Jean-Marc Ayrault - -

"On a besoin de métropoles et autour des métropoles, il faut simplifier", a indiqué le Premier ministre.

Paris, super-métropole. Jean-Marc Ayrault s'est dit jeudi, sur France Inter, favorable à la "suppression des départements de la première couronne" parisienne, soit les Hauts-de-Seine, la Seine-Saint-Denis et le Val-de-Marne.

"On a besoin de métropoles et autour des métropoles, il faut simplifier", a insité le Premier ministre, revenant sur une idée avancée par François Hollande lors de sa grande conférence de presse de mardi.

Des supers métropoles, de supers maires

Le président proposait alors de s'inspirer de l'exemple de Lyon, dont la communauté urbaine exercera désormais, sur son périmètre, les compétences auparavant dévolues au conseil général, l'action sociale en tête.
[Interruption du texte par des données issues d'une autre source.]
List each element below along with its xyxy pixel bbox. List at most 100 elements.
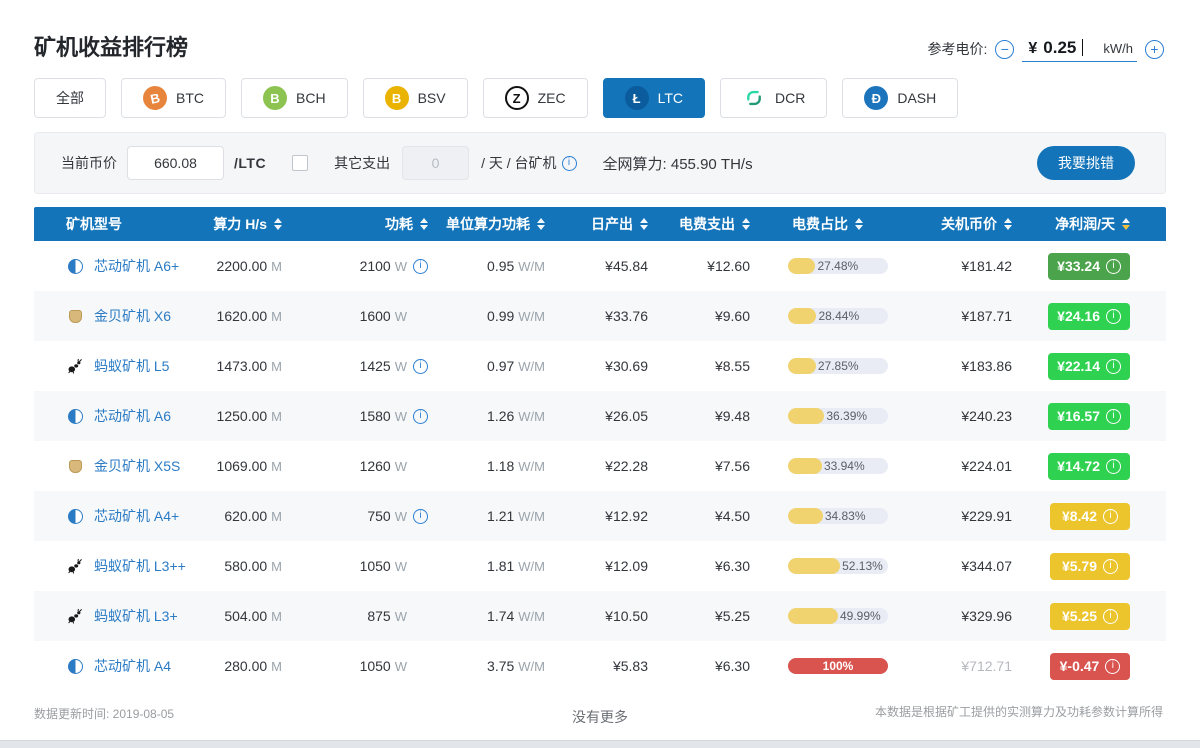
tab-bch[interactable]: BBCH <box>241 78 348 118</box>
hashrate-unit: M <box>271 509 282 524</box>
daily-output-cell: ¥30.69 <box>556 341 660 391</box>
tab-dash[interactable]: ÐDASH <box>842 78 958 118</box>
column-header-8[interactable]: 关机币价 <box>916 207 1022 241</box>
electricity-price-unit: kW/h <box>1103 41 1133 56</box>
column-header-9[interactable]: 净利润/天 <box>1022 207 1163 241</box>
miner-model-link[interactable]: 芯动矿机 A4 <box>94 656 171 676</box>
power-unit: W <box>395 509 407 524</box>
miner-model-cell: 蚂蚁矿机 L5 <box>34 341 200 391</box>
unit-power-cell: 1.74 W/M <box>440 591 556 641</box>
table-header-row: 矿机型号算力 H/s功耗单位算力功耗日产出电费支出电费占比关机币价净利润/天 <box>34 207 1166 241</box>
tab-ltc[interactable]: ŁLTC <box>603 78 705 118</box>
other-expense-info-icon[interactable]: i <box>562 156 577 171</box>
increase-price-button[interactable]: + <box>1145 40 1164 59</box>
innosilicon-icon <box>66 509 84 524</box>
sort-down-arrow <box>537 225 545 230</box>
profit-info-icon[interactable]: i <box>1106 459 1121 474</box>
profit-button[interactable]: ¥24.16i <box>1048 303 1130 330</box>
elec-cost-value: ¥9.48 <box>715 408 750 424</box>
column-header-5[interactable]: 日产出 <box>556 207 660 241</box>
sort-down-arrow <box>855 225 863 230</box>
miner-table: 矿机型号算力 H/s功耗单位算力功耗日产出电费支出电费占比关机币价净利润/天 芯… <box>34 207 1166 691</box>
miner-model-link[interactable]: 金贝矿机 X5S <box>94 456 180 476</box>
column-header-4[interactable]: 单位算力功耗 <box>440 207 556 241</box>
power-info-icon[interactable]: i <box>413 409 428 424</box>
miner-model-link[interactable]: 蚂蚁矿机 L3++ <box>94 556 186 576</box>
power-info-icon[interactable]: i <box>413 509 428 524</box>
unit-power-value: 1.81 <box>487 558 514 574</box>
electricity-price-input[interactable]: ¥ 0.25 kW/h <box>1022 36 1137 62</box>
shutdown-price-value: ¥181.42 <box>961 258 1012 274</box>
profit-info-icon[interactable]: i <box>1106 259 1121 274</box>
profit-button[interactable]: ¥16.57i <box>1048 403 1130 430</box>
coin-price-input[interactable] <box>127 146 224 180</box>
report-error-button[interactable]: 我要挑错 <box>1037 146 1135 180</box>
miner-model-link[interactable]: 芯动矿机 A6 <box>94 406 171 426</box>
tab-zec[interactable]: ZZEC <box>483 78 588 118</box>
daily-output-cell: ¥22.28 <box>556 441 660 491</box>
unit-power-value: 0.97 <box>487 358 514 374</box>
profit-button[interactable]: ¥22.14i <box>1048 353 1130 380</box>
miner-model-link[interactable]: 蚂蚁矿机 L5 <box>94 356 169 376</box>
profit-info-icon[interactable]: i <box>1103 559 1118 574</box>
decrease-price-button[interactable]: − <box>995 40 1014 59</box>
elec-cost-value: ¥7.56 <box>715 458 750 474</box>
hashrate-unit: M <box>271 559 282 574</box>
column-header-7[interactable]: 电费占比 <box>762 207 916 241</box>
network-hashrate-label: 全网算力: <box>603 156 667 173</box>
miner-model-link[interactable]: 芯动矿机 A6+ <box>94 256 179 276</box>
daily-output-value: ¥10.50 <box>605 608 648 624</box>
tab-全部[interactable]: 全部 <box>34 78 106 118</box>
profit-button[interactable]: ¥5.25i <box>1050 603 1130 630</box>
column-header-6[interactable]: 电费支出 <box>660 207 762 241</box>
shutdown-price-value: ¥329.96 <box>961 608 1012 624</box>
profit-cell: ¥14.72i <box>1022 441 1163 491</box>
tab-btc[interactable]: BBTC <box>121 78 226 118</box>
elec-pct-label: 52.13% <box>842 559 883 573</box>
column-header-label: 功耗 <box>385 214 413 234</box>
unit-power-value: 1.74 <box>487 608 514 624</box>
column-header-2[interactable]: 算力 H/s <box>200 207 300 241</box>
profit-info-icon[interactable]: i <box>1106 409 1121 424</box>
miner-model-link[interactable]: 芯动矿机 A4+ <box>94 506 179 526</box>
power-value: 1260 <box>360 458 391 474</box>
hashrate-cell: 280.00M <box>200 641 300 691</box>
tab-bsv[interactable]: BBSV <box>363 78 468 118</box>
profit-button[interactable]: ¥5.79i <box>1050 553 1130 580</box>
shutdown-price-value: ¥187.71 <box>961 308 1012 324</box>
power-info-icon[interactable]: i <box>413 259 428 274</box>
profit-button[interactable]: ¥33.24 i <box>1048 253 1130 280</box>
profit-info-icon[interactable]: i <box>1106 309 1121 324</box>
daily-output-cell: ¥33.76 <box>556 291 660 341</box>
other-expense-checkbox[interactable] <box>292 155 308 171</box>
other-expense-label: 其它支出 <box>334 153 390 173</box>
profit-button[interactable]: ¥-0.47i <box>1050 653 1130 680</box>
shutdown-price-cell: ¥712.71 <box>916 641 1022 691</box>
sort-icon <box>1004 218 1012 230</box>
table-row: 蚂蚁矿机 L3++580.00M1050W1.81W/M¥12.09¥6.305… <box>34 541 1166 591</box>
elec-pct-label: 100% <box>788 659 888 673</box>
miner-model-link[interactable]: 金贝矿机 X6 <box>94 306 171 326</box>
miner-model-cell: 芯动矿机 A4+ <box>34 491 200 541</box>
sort-down-arrow <box>420 225 428 230</box>
column-header-3[interactable]: 功耗 <box>300 207 440 241</box>
power-unit: W <box>395 559 407 574</box>
tab-dcr[interactable]: DCR <box>720 78 827 118</box>
power-info-icon[interactable]: i <box>413 359 428 374</box>
profit-info-icon[interactable]: i <box>1105 659 1120 674</box>
profit-info-icon[interactable]: i <box>1103 509 1118 524</box>
bsv-coin-icon: B <box>385 86 409 110</box>
profit-info-icon[interactable]: i <box>1103 609 1118 624</box>
innosilicon-logo <box>68 659 83 674</box>
hashrate-cell: 2200.00M <box>200 241 300 291</box>
profit-value: ¥33.24 <box>1057 258 1100 274</box>
power-value: 1580 <box>360 408 391 424</box>
profit-button[interactable]: ¥14.72i <box>1048 453 1130 480</box>
profit-cell: ¥5.79i <box>1022 541 1163 591</box>
profit-button[interactable]: ¥8.42i <box>1050 503 1130 530</box>
column-header-label: 单位算力功耗 <box>446 214 530 234</box>
unit-power-unit: W/M <box>518 609 545 624</box>
miner-model-link[interactable]: 蚂蚁矿机 L3+ <box>94 606 178 626</box>
profit-info-icon[interactable]: i <box>1106 359 1121 374</box>
unit-power-value: 1.21 <box>487 508 514 524</box>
Par exemple si Gerard Collomb est réélu à son poste de maire de Lyon, sa compétence et ses pouvoirs s'étendront à l'agglomération. Il deviendra un super-maire.
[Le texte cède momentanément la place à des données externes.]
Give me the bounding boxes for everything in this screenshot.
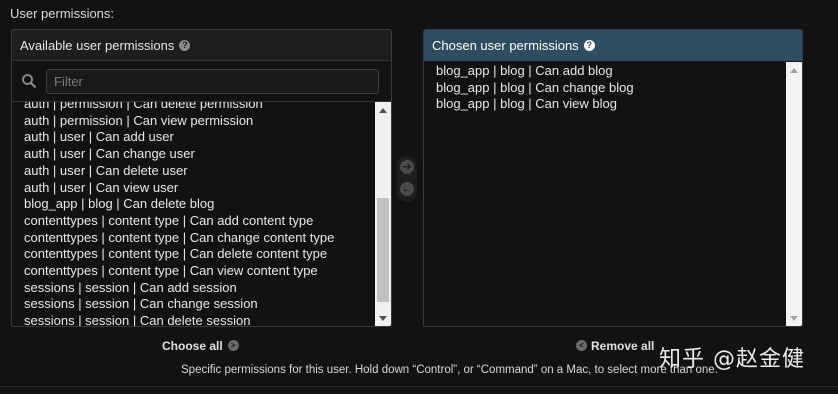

Une loi donnant ainsi naissance à 13 métropoles aux pouvoirs très larges a été votée définitivement en décembre par le Parlement, en attendant le feu vert du Conseil constitutionnel pour être promulguée.

Deux autres textes vont suivre au Parlement, l'un au printemps sur les régions et les départements, l'autre sur les communes et intercommunalités.

Reste que l'annonce de Jean-Marc Ayrault a été accueilli froidement par les politiques concernés. Ainsi Stéphane Troussel, président PS du conseil général de Seine-Saint-Denis, a appelé à ne pas "brûler les étapes". "Depuis des mois, au nom de l'égalité des territoires, j'ai défendu le projet de Métropole du Grand Paris: ne brûlons pas les étapes et concentrons-nous d'abord sur la réussite de cette Métropole telle qu'elle vient d'être définie par la loi", recommande dans un communiqué le successeur de Claude Bartolone à la tête du "93".

Moins de régions

Interrogé sur l'avenir de son département, Jean-Marc Ayrault, maire de Nantes de 1989 à sa nomination à Matignon, s'est dit opposé au rattachement de la Loire-Atlantique à la région Bretagne, estimant que ce n'était "pas la bonne méthode". La Loire-Atlantique dépend de la région Pays de la Loire.

"Est-ce que 22 régions, c'est trop? Peut-on regrouper certaines régions? Mais, on ne va pas prendre des bouts de région pour les mettre avec une autre. Ce sont des questions sérieuses. Mais ce chantier, il faut absolument l'ouvrir", a-t-il déclaré.